‘It is not going to be extended’ - Donnelly says midterm break won’t be longer than a week
Keeping schools open ‘huge priority’ for Government
The Minister for Health has said schools will not extend the October midterm break. Photograph: iStock
There is no plan to extend the school mid-term break, Minister for Health Stephen Donnelly has said.
“It is not going to be extended,” he confirmed.
“We have emerging and mounting evidence of the educational cost” to children of school closures.
“We need to keep children in schools,” and “keeping children in school is a priority for the Government” he stressed during an interview on RTÉ Radio One.
The minister was reacting to reports on Friday that the midterm break in schools may be extended in October and that the idea had been discussed informally at Cabinet.
Stressing that “there isn’t going to be a longer mid-term break”, he said the evidence is that the schools are not contributing to rising Covid-19 cases.
He said the number of children contracting the virus before and after the schools re-opened was about the same. “The reports I’m getting is that schools are safe for children, that there’s a very low level of transmission than for adults.”
It was similar to evidence from across the world and in line with the WHO (World Health Organisation’s findings.
Earlier Minister of State for Further Education Niall Collins has said the Government had “absolutely no plan” to close schools for an extra week during the coming mid-term break, despite such a move being briefly discussed.
“There is absolutely no plan to close our schools beyond the traditional one-week break,” Mr Collins told RTÉ’s This Week in Politics show on Sunday.
“I don’t think the parents of children, and the children themselves would thank us if we were to close schools,” he said. “The schools remaining open are a huge priority of this Government,” the Fianna Fáil TD said.
Students who took up rented accommodation run by colleges or private providers should be refunded the costs as classes have moved online due to Covid-19, he said.
Meanwhile, Prof Philip Nolan of the National Public Health Emergency Team (Nphet) has said the reopening of schools has not in any way changed or accelerated the trajectory of the Covid-19.
While he declined to comment on reports that schools could close for longer around mid-term, Prof Nolan said there was no evidence to show that schools are a locus of transmission of the virus.
“In fact, the numbers of cases in the four to 18-year-old age band has grown less quickly than the number of cases in the wider population.
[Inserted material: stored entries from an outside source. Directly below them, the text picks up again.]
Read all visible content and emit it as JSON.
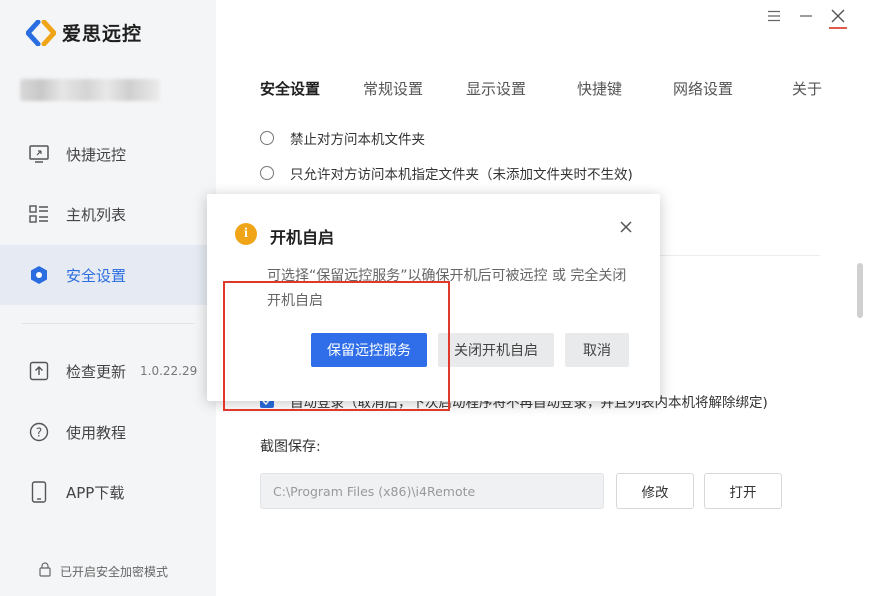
{
  "app": {
    "name": "爱思远控"
  },
  "colors": {
    "accent": "#2a6de0",
    "primary_button": "#2f6ee8",
    "warning": "#f0a417",
    "highlight_box": "#e0392b"
  },
  "sidebar": {
    "items": [
      {
        "label": "快捷远控",
        "icon": "monitor-icon"
      },
      {
        "label": "主机列表",
        "icon": "list-icon"
      },
      {
        "label": "安全设置",
        "icon": "shield-icon",
        "active": true
      },
      {
        "label": "检查更新",
        "icon": "upload-icon",
        "version": "1.0.22.29"
      },
      {
        "label": "使用教程",
        "icon": "help-icon"
      },
      {
        "label": "APP下载",
        "icon": "phone-icon"
      }
    ],
    "footer": "已开启安全加密模式"
  },
  "tabs": [
    {
      "label": "安全设置",
      "active": true
    },
    {
      "label": "常规设置"
    },
    {
      "label": "显示设置"
    },
    {
      "label": "快捷键"
    },
    {
      "label": "网络设置"
    },
    {
      "label": "关于"
    }
  ],
  "settings": {
    "file_options": [
      {
        "label": "禁止对方问本机文件夹"
      },
      {
        "label": "只允许对方访问本机指定文件夹（未添加文件夹时不生效)"
      }
    ],
    "auto_login": "自动登录（取消后，下次启动程序将不再自动登录，并且列表内本机将解除绑定)",
    "screenshot_label": "截图保存:",
    "screenshot_path": "C:\\Program Files (x86)\\i4Remote",
    "modify_btn": "修改",
    "open_btn": "打开"
  },
  "dialog": {
    "title": "开机自启",
    "body": "可选择“保留远控服务”以确保开机后可被远控 或 完全关闭开机自启",
    "btn_keep": "保留远控服务",
    "btn_disable": "关闭开机自启",
    "btn_cancel": "取消"
  }
}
It appears this age group is largely picking up the virus in family and community settings and not in schools ,” said Prof Nolan, who chairs Nphet’s Epidemiological Modelling Advisory Group.
A spokesman for the Department of Education also said latest evidence demonstrates that schools have reopened safely supported by prevention and control measures recommended by the public health authorities.
As of October 6th, there has been mass testing of 5,890 students and teachers across 236 schools, on foot of public health risk assessments. These tests identified an additional 90 cases over and above the original cases, which equates to a rate of1.5 per cent compared to the community rate of 6 per cent.
“Public health has confirmed that they are casting their net wide with mass testing in schools to assess evidence of levels of transmission and that this low rate supports other evidence that schools are safe environment for staff and students,” the spokesman said.
He added that there was no significant change in the proportion of total weekly Covid-19 cases attributable to school-aged children before and after the reopening of schools.
This, he said, supported the hypothesis that children are not at increased risk from Covid-19 in the school setting.
School managers, who oversee the running of the primary and secondary schools, said they have been told by Department officials that there are no plans to close schools for longer at mid-term.
A number of senior school management sources, speaking on condition of anonymity, said they were told that while this approach was been looked at in Northern Ireland, there was no desire to do the same in the Republic at this stage.
One Cabinet minister - who declined to be named - confirmed that the option of closing schools in the context of a “circuit break” or moving to Level 5 had been discussed briefly, but it was impossible to say if or when this might occur.
“There are a lot of hoops to go through before we’re at Level 5. Maybe that will be earlier or later than the school mid-term, who knows,” the source said.
“Whenever that happens, it is likely that schools might close. There is a logic to cutting down the movement of up to one million people, but we’ll be guided by the public health advice.”